New internal documents provided by Edward Snowden show agency oversteps legal authority “thousands of times” per year

– Jon Queally, staff writer

Jameel Jaffer, deputy legal director for the ACLU, called the scale of the NSA violations, which often included unwarranted spying on Americans, “jaw-droppping.” (AP Photo)An internal National Intelligence Agency audit and other documents leaked to the Washington Post by whistleblower Edward Snowden show that despite official claims to the contrary, the spy agency broke its own guidelines, breaking “privacy rules” and overstepping “its legal authority” thousands of times each year as it collected online and phone data on Americans without a warrant or due process.

As the Post’s Barton Gellman reports:

Most of the infractions involve unauthorized surveillance of Americans or foreign intelligence targets in the United States, both of which are restricted by statute and executive order. They range from significant violations of law to typographical errors that resulted in unintended interception of U.S. e-mails and telephone calls.

The documents, provided earlier this summer to The Washington Post by former NSA contractor Edward Snowden, include a level of detail and analysis that is not routinely shared with Congress or the special court that oversees surveillance. In one of the documents, agency personnel are instructed to remove details and substitute more generic language in reports to the Justice Department and the Office of the Director of National Intelligence.
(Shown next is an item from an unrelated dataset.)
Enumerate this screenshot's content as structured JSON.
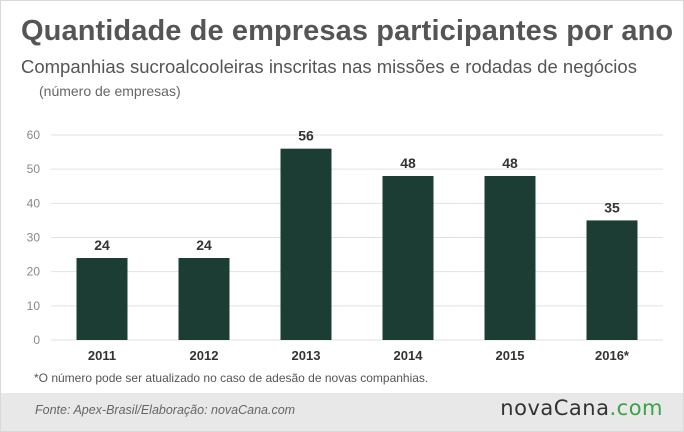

In one instance, the NSA decided that it need not report the unintended surveillance of Americans. A notable example in 2008 was the interception of a “large number” of calls placed from Washington when a programming error confused the U.S. area code 202 for 20, the international dialing code for Egypt, according to a “quality assurance” review that was not distributed to the NSA’s oversight staff.

In another case, the Foreign Intelligence Surveillance Court, which has authority over some NSA operations, did not learn about a new collection method until it had been in operation for many months. The court ruled it unconstitutional.

Jameel Jaffer, deputy legal director for the ACLU, called the scale of the violations “jaw-droppping.”